If you haven’t experienced the adrenaline rush of being ordered to immediately abandon your home, recent history suggests it’s a near certainty if you’re living in certain areas during the coming winter. And your preparations should involve more than throwing a toothbrush and clean underwear in an overnight bag.
An overview by local officials of emergency procedures during severe storms, avalanches and related incidents is scheduled from 6 to 7:30 p.m. Monday at Kulturhuset. Gov. Kjerstin Askholt said the presentation will be in Norwegian, but details for English speakers can be obtained during the question-and-answer period at the end.

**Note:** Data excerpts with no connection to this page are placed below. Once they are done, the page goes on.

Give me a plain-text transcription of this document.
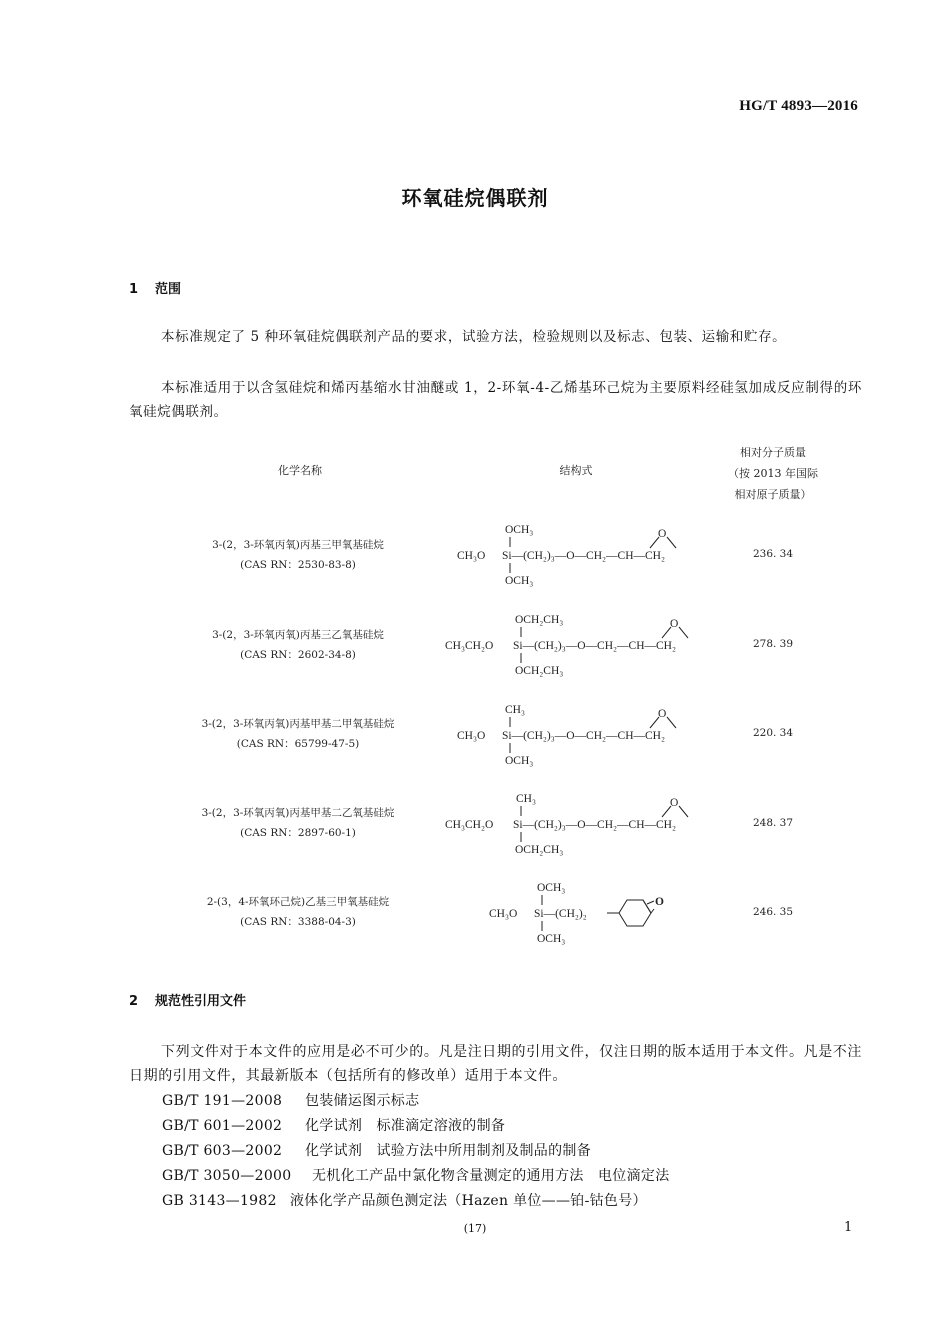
HG/T 4893—2016
环氧硅烷偶联剂
1 范围
本标准规定了 5 种环氧硅烷偶联剂产品的要求，试验方法，检验规则以及标志、包装、运输和贮存。
本标准适用于以含氢硅烷和烯丙基缩水甘油醚或 1，2-环氧-4-乙烯基环己烷为主要原料经硅氢加成反应制得的环氧硅烷偶联剂。
化学名称	结构式
相对分子质量
（按 2013 年国际
相对原子质量）
3-(2，3-环氧丙氧)丙基三甲氧基硅烷
(CAS RN：2530-83-8)
OCH₃
CH₃O Si—(CH₂)₃—O—CH₂—CH—CH₂
OCH₃
O
236. 34
3-(2，3-环氧丙氧)丙基三乙氧基硅烷
(CAS RN：2602-34-8)
OCH₂CH₃
CH₃CH₂O Si—(CH₂)₃—O—CH₂—CH—CH₂
OCH₂CH₃
O
278. 39
3-(2，3-环氧丙氧)丙基甲基二甲氧基硅烷
(CAS RN：65799-47-5)
CH₃
CH₃O Si—(CH₂)₃—O—CH₂—CH—CH₂
OCH₃
O
220. 34
3-(2，3-环氧丙氧)丙基甲基二乙氧基硅烷
(CAS RN：2897-60-1)
CH₃
CH₃CH₂O Si—(CH₂)₃—O—CH₂—CH—CH₂
OCH₂CH₃
O
248. 37
2-(3，4-环氧环己烷)乙基三甲氧基硅烷
(CAS RN：3388-04-3)
OCH₃
CH₃O Si—(CH₂)₂
OCH₃
O
246. 35
2 规范性引用文件
下列文件对于本文件的应用是必不可少的。凡是注日期的引用文件，仅注日期的版本适用于本文件。凡是不注日期的引用文件，其最新版本（包括所有的修改单）适用于本文件。
GB/T 191—2008 包装储运图示标志
GB/T 601—2002 化学试剂　标准滴定溶液的制备
GB/T 603—2002 化学试剂　试验方法中所用制剂及制品的制备
GB/T 3050—2000 无机化工产品中氯化物含量测定的通用方法　电位滴定法
GB 3143—1982 液体化学产品颜色测定法（Hazen 单位——铂-钴色号）
(17)	1
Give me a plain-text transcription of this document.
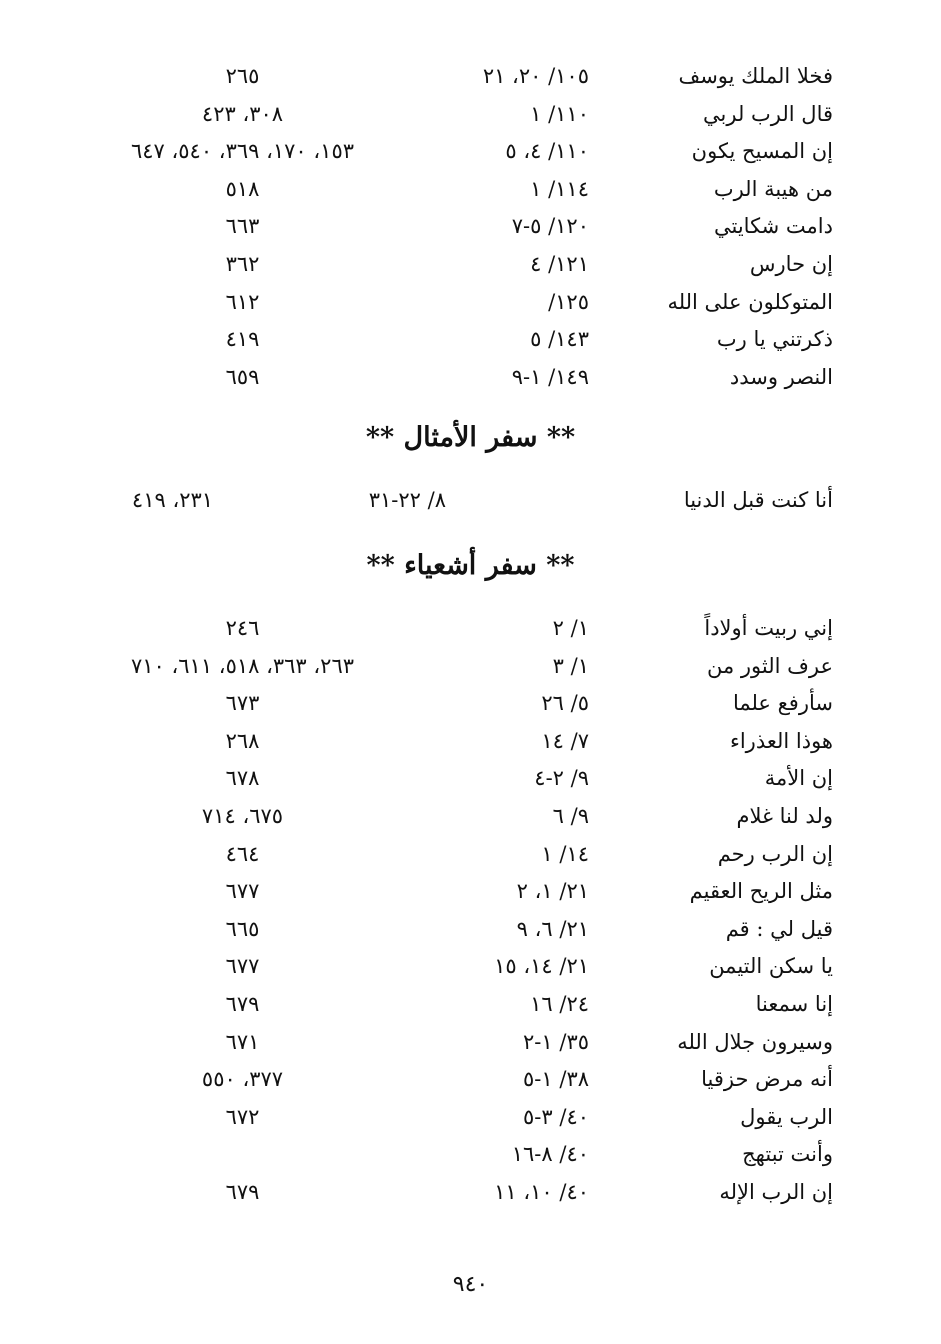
فخلا الملك يوسف
١٠٥/ ٢٠، ٢١
٢٦٥
قال الرب لربي
١١٠/ ١
٣٠٨، ٤٢٣
إن المسيح يكون
١١٠/ ٤، ٥
١٥٣، ١٧٠، ٣٦٩، ٥٤٠، ٦٤٧
من هيبة الرب
١١٤/ ١
٥١٨
دامت شكايتي
١٢٠/ ٥-٧
٦٦٣
إن حارس
١٢١/ ٤
٣٦٢
المتوكلون على الله
١٢٥/
٦١٢
ذكرتني يا رب
١٤٣/ ٥
٤١٩
النصر وسدد
١٤٩/ ١-٩
٦٥٩
** سفر الأمثال **
أنا كنت قبل الدنيا
٨/ ٢٢-٣١
٢٣١، ٤١٩
** سفر أشعياء **
إني ربيت أولاداً
١/ ٢
٢٤٦
عرف الثور من
١/ ٣
٢٦٣، ٣٦٣، ٥١٨، ٦١١، ٧١٠
سأرفع علما
٥/ ٢٦
٦٧٣
هوذا العذراء
٧/ ١٤
٢٦٨
إن الأمة
٩/ ٢-٤
٦٧٨
ولد لنا غلام
٩/ ٦
٦٧٥، ٧١٤
إن الرب رحم
١٤/ ١
٤٦٤
مثل الريح العقيم
٢١/ ١، ٢
٦٧٧
قيل لي : قم
٢١/ ٦، ٩
٦٦٥
يا سكن التيمن
٢١/ ١٤، ١٥
٦٧٧
إنا سمعنا
٢٤/ ١٦
٦٧٩
وسيرون جلال الله
٣٥/ ١-٢
٦٧١
أنه مرض حزقيا
٣٨/ ١-٥
٣٧٧، ٥٥٠
الرب يقول
٤٠/ ٣-٥
٦٧٢
وأنت تبتهج
٤٠/ ٨-١٦
إن الرب الإله
٤٠/ ١٠، ١١
٦٧٩
٩٤٠
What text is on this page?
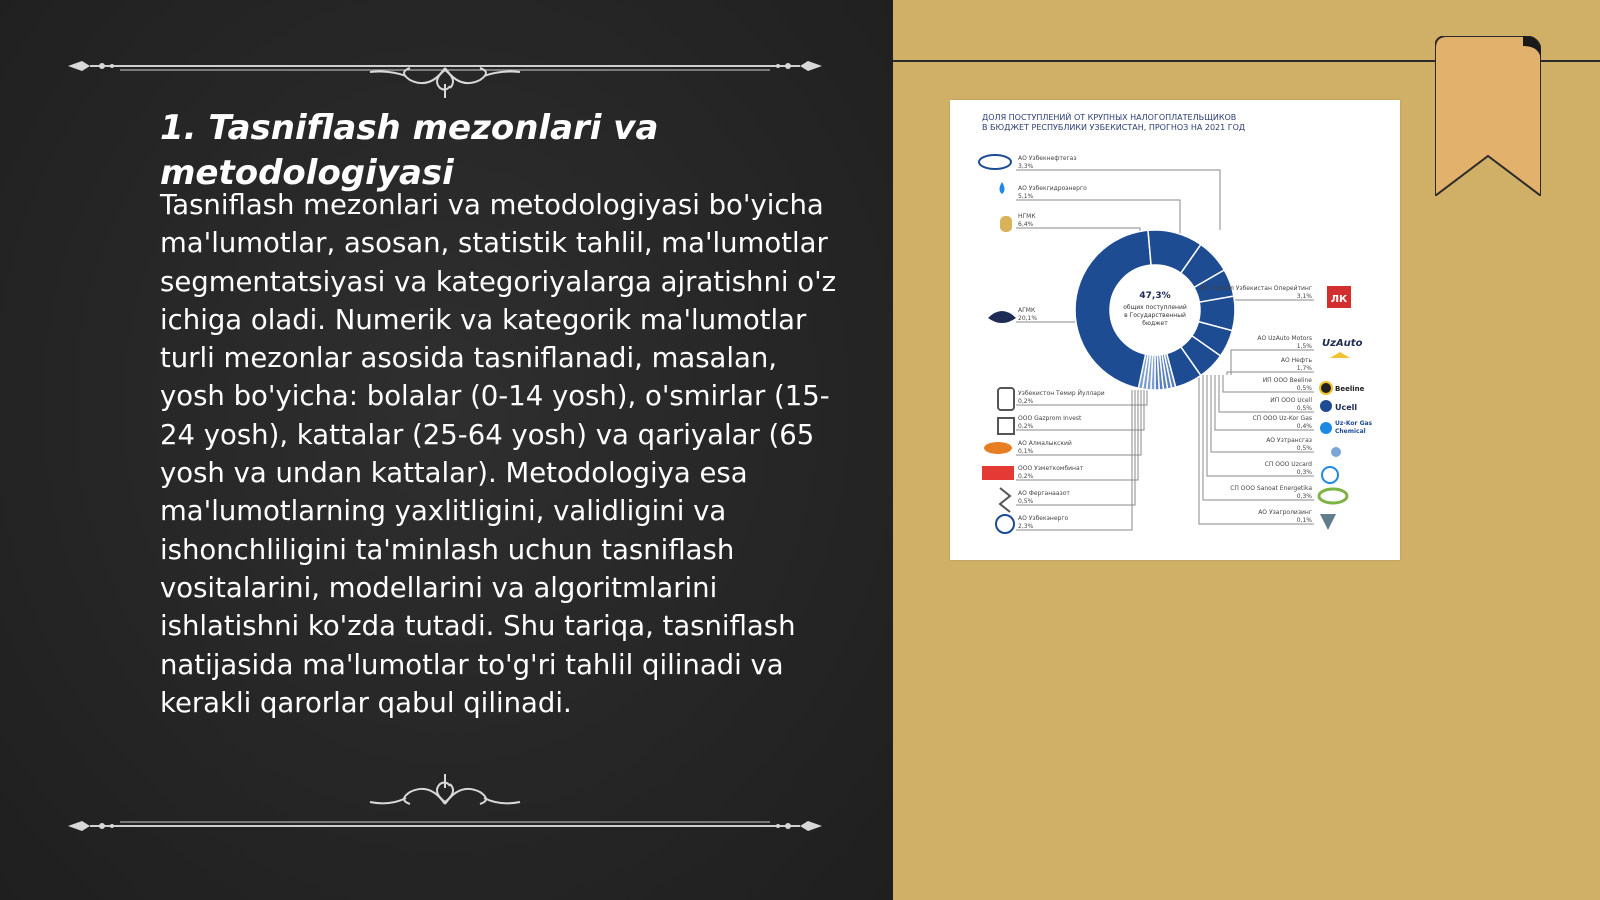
1. Tasniflash mezonlari va metodologiyasi

Tasniflash mezonlari va metodologiyasi bo'yicha ma'lumotlar, asosan, statistik tahlil, ma'lumotlar segmentatsiyasi va kategoriyalarga ajratishni o'z ichiga oladi. Numerik va kategorik ma'lumotlar turli mezonlar asosida tasniflanadi, masalan, yosh bo'yicha: bolalar (0-14 yosh), o'smirlar (15-24 yosh), kattalar (25-64 yosh) va qariyalar (65 yosh va undan kattalar). Metodologiya esa ma'lumotlarning yaxlitligini, validligini va ishonchliligini ta'minlash uchun tasniflash vositalarini, modellarini va algoritmlarini ishlatishni ko'zda tutadi. Shu tariqa, tasniflash natijasida ma'lumotlar to'g'ri tahlil qilinadi va kerakli qarorlar qabul qilinadi.

ДОЛЯ ПОСТУПЛЕНИЙ ОТ КРУПНЫХ НАЛОГОПЛАТЕЛЬЩИКОВ
В БЮДЖЕТ РЕСПУБЛИКИ УЗБЕКИСТАН, ПРОГНОЗ НА 2021 ГОД
47,3%
общих поступлений
в Государственный
бюджет
АО Узбекнефтегаз
3,3%
АО Узбекгидроэнерго
5,1%
НГМК
6,4%
АГМК
20,1%
Узбекистон Темир Йуллари
0,2%
ООО Gazprom Invest
0,2%
АО Алмалыкский
0,1%
ООО Узметкомбинат
0,2%
АО Ферганаазот
0,5%
АО Узбекэнерго
2,3%
ИП Лукойл Узбекистан Оперейтинг
3,1%
АО UzAuto Motors
1,5%
АО Нефть
1,7%
ИП ООО Beeline
0,5%
ИП ООО Ucell
0,5%
СП ООО Uz-Kor Gas
0,4%
АО Узтрансгаз
0,5%
СП ООО Uzcard
0,3%
СП ООО Sanoat Energetika
0,3%
АО Узагролизинг
0,1%
ЛК
UzAuto
Beeline
Ucell
Uz-Kor Gas
Chemical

Officials from the city, governor’s office and Longyearbyen Hospital will be among the presenters.
Multiple evacuations have occurred in the Lia neighborhood in the center of town, Nybyen and some other hillside areas every year since an avalanche in December of 2015 destroyed 11 homes and killed two people. Alerts are typically issued before the onset of major storms with the potential to result in destructive avalanches or landslides, with residents usually having a few hours to retrieve items from homes before roads are closed off.
But while the city offered temporary housing in vacant flats and guest rooms during the initial evacuations, those affected the past couple of years are being asked to make their own emergency housing arrangements. Past evacuation periods have lasted from overnight to several days.
The scale of evacuations – and thus the number of people seeking emergency shelter – has been significantly reduced the past couple of years since the homes considered most at-risk at or near Lia have been under long-term evacuation orders during winter and spring periods since 2017. About 140 homes in that area are now permanently abandoned and scheduled for demolition.